Using recycled content in materials diverts consumer and industrial waste from landfill, reduces the depletion of natural resources, and can lower both energy consumption and costs. However, these materials must deliver the same quality, appearance and performance as virgin materials. We are now concentrating our efforts on nonmetallic materials, which are often composed of virgin content.
In some cases, we recycle the materials from our auto parts back into the same use, a process known as “closed-loop recycling.” For example, aluminum can be reused many times without loss of quality, and recycling aluminum requires 95 percent less energy than refining raw aluminum from bauxite, as well as avoiding the environmental impacts of mining.
We work closely with our suppliers to recycle aluminum scraps, or “chips,” from the production of the 2017 Ford F-150 to make more vehicles. These chips, most of which come from stamping windows into body panels, can comprise 40 percent of the original metal used. To achieve the level of purity required for auto bodies, we have invested $60 million in equipment that separates, cleans and shreds aluminum, and transfers it straight into designated trucks.
Where viable, we also “upcycle” materials into uses with higher material and performance requirements. In line with our global sustainable materials strategy, certain nonvisible plastic parts must be made out of plastics from post-consumer recycled waste, such as nylon, tires and battery casings.
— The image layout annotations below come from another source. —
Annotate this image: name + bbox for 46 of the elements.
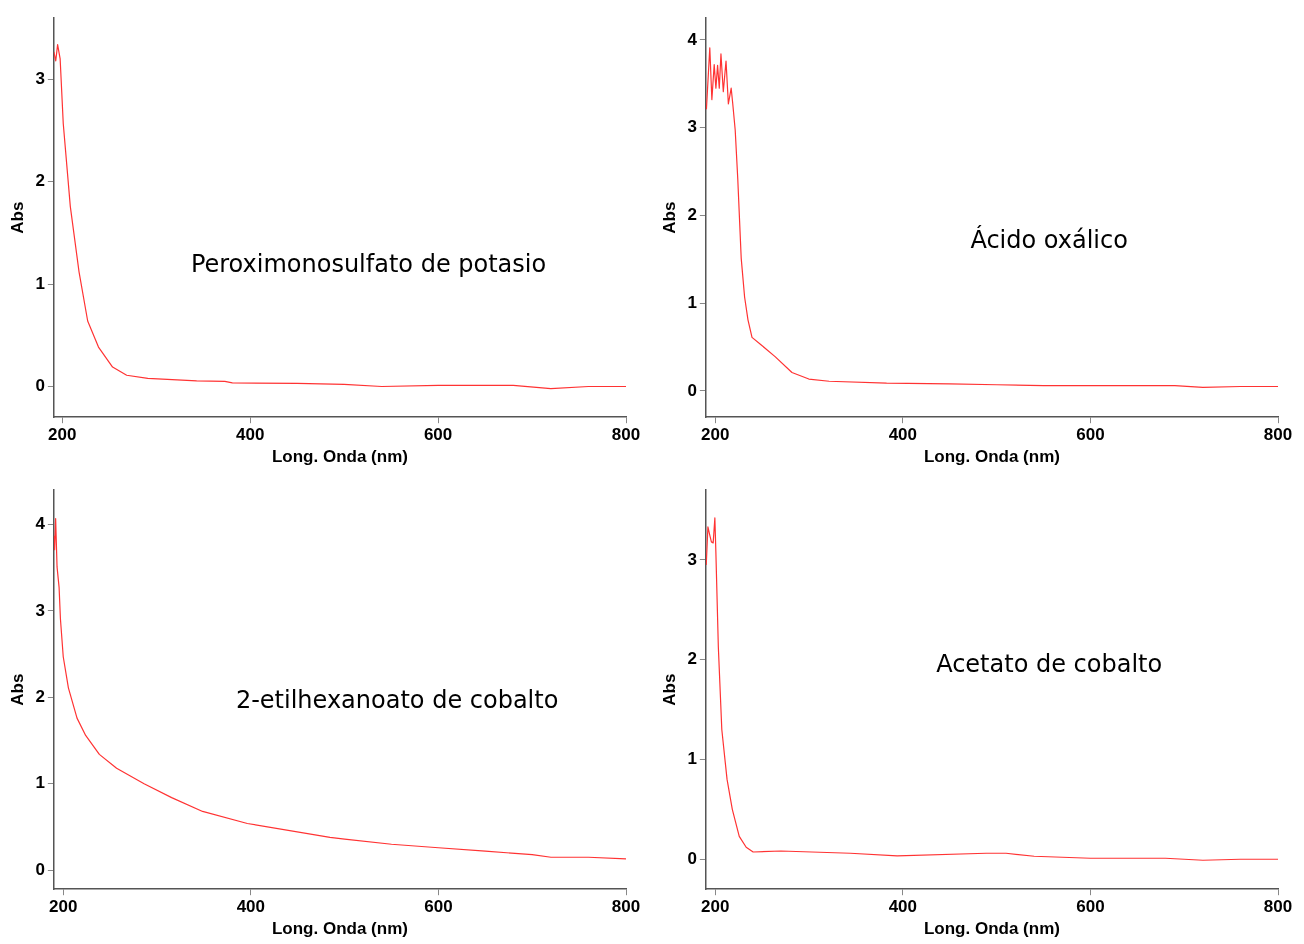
y-tick-label: 1 xyxy=(35,273,45,293)
x-axis-title: Long. Onda (nm) xyxy=(271,447,408,467)
x-tick-label: 800 xyxy=(1263,897,1293,917)
y-tick-label: 2 xyxy=(35,687,45,707)
x-tick-label: 200 xyxy=(48,425,77,445)
x-tick-label: 200 xyxy=(49,897,78,917)
x-axis-title: Long. Onda (nm) xyxy=(923,919,1060,939)
y-tick-label: 0 xyxy=(35,376,45,396)
y-tick-label: 0 xyxy=(687,380,697,400)
x-tick-label: 600 xyxy=(424,897,453,917)
y-tick-label: 1 xyxy=(35,773,45,793)
annotation: Acetato de cobalto xyxy=(936,649,1163,678)
y-axis-title: Abs xyxy=(659,201,679,234)
y-axis-title: Abs xyxy=(659,673,679,706)
x-tick-label: 400 xyxy=(236,425,265,445)
y-tick-label: 1 xyxy=(687,292,697,312)
y-tick-label: 3 xyxy=(35,600,45,620)
x-tick-label: 800 xyxy=(1263,425,1293,445)
y-tick-label: 2 xyxy=(35,171,45,191)
x-axis-title: Long. Onda (nm) xyxy=(271,919,408,939)
x-tick-label: 800 xyxy=(611,425,641,445)
annotation: Peroximonosulfato de potasio xyxy=(190,249,547,278)
x-tick-label: 200 xyxy=(701,897,730,917)
x-tick-label: 400 xyxy=(888,897,918,917)
y-tick-label: 0 xyxy=(35,859,45,879)
x-tick-label: 200 xyxy=(701,425,730,445)
x-tick-label: 400 xyxy=(236,897,266,917)
y-tick-label: 1 xyxy=(687,749,697,769)
annotation: Ácido oxálico xyxy=(970,224,1128,254)
x-tick-label: 600 xyxy=(1076,425,1105,445)
y-tick-label: 4 xyxy=(687,29,698,49)
y-tick-label: 4 xyxy=(35,514,46,534)
y-tick-label: 2 xyxy=(687,205,697,225)
y-tick-label: 3 xyxy=(35,69,45,89)
y-axis-title: Abs xyxy=(7,201,27,234)
x-tick-label: 600 xyxy=(423,425,453,445)
y-tick-label: 3 xyxy=(687,549,697,569)
x-tick-label: 800 xyxy=(611,897,641,917)
x-axis-title: Long. Onda (nm) xyxy=(923,447,1060,467)
y-tick-label: 2 xyxy=(687,649,697,669)
annotation: 2-etilhexanoato de cobalto xyxy=(235,685,559,714)
x-tick-label: 600 xyxy=(1076,897,1105,917)
x-tick-label: 400 xyxy=(888,425,918,445)
y-tick-label: 0 xyxy=(687,848,697,868)
y-axis-title: Abs xyxy=(7,673,27,706)
y-tick-label: 3 xyxy=(687,117,697,137)
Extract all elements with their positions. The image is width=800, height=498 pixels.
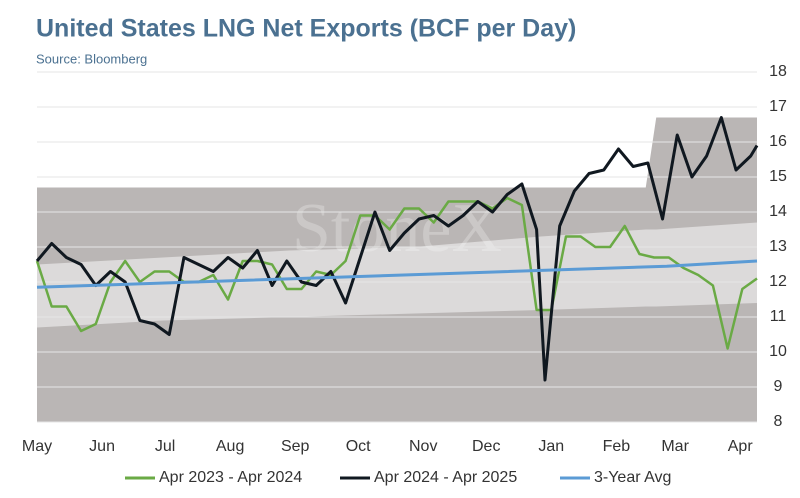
legend-item: Apr 2023 - Apr 2024: [125, 469, 302, 486]
series-line: [36, 259, 758, 289]
y-tick-label: 18: [769, 63, 787, 80]
y-tick-label: 8: [774, 413, 783, 430]
y-tick-label: 9: [774, 378, 783, 395]
x-tick-label: Jan: [538, 438, 564, 455]
y-tick-label: 13: [769, 238, 787, 255]
y-tick-label: 11: [770, 308, 787, 325]
series-line: [35, 196, 758, 350]
legend-item: Apr 2024 - Apr 2025: [340, 469, 517, 486]
y-tick-label: 14: [769, 203, 787, 220]
x-tick-label: Jul: [155, 438, 175, 455]
y-tick-label: 17: [769, 98, 787, 115]
legend-label: 3-Year Avg: [594, 469, 671, 486]
watermark: StoneX: [292, 190, 502, 267]
chart-subtitle: Source: Bloomberg: [36, 51, 147, 66]
x-tick-label: May: [22, 438, 52, 455]
x-tick-label: Oct: [346, 438, 371, 455]
y-tick-label: 10: [769, 343, 787, 360]
x-tick-label: Nov: [409, 438, 437, 455]
y-tick-label: 16: [769, 133, 787, 150]
y-tick-label: 15: [769, 168, 787, 185]
x-tick-label: Sep: [281, 438, 310, 455]
x-tick-label: Jun: [89, 438, 115, 455]
x-tick-label: Mar: [661, 438, 689, 455]
legend-item: 3-Year Avg: [560, 469, 671, 486]
y-tick-label: 12: [769, 273, 787, 290]
x-tick-label: Feb: [603, 438, 631, 455]
legend-label: Apr 2024 - Apr 2025: [374, 469, 517, 486]
x-tick-label: Dec: [472, 438, 500, 455]
series-line: [35, 116, 759, 382]
chart-title: United States LNG Net Exports (BCF per D…: [36, 15, 576, 43]
x-tick-label: Aug: [216, 438, 244, 455]
x-tick-label: Apr: [728, 438, 754, 455]
legend-label: Apr 2023 - Apr 2024: [159, 469, 302, 486]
For example:
- We are working on transforming post-consumer laundry detergent containers and milk bottles into blow-molded automotive components
- We are also investigating how post-consumer drinks bottles may be used to make energy-absorbing materials
Using recycled materials for interior parts such as seat fabrics, components and carpets requires us to achieve the necessary appearance as well as performance. To date, we have developed 50 seat fabrics made from at least 25 percent post-industrial or post-consumer recycled content, and currently use recycled seat fabrics in 12 vehicles.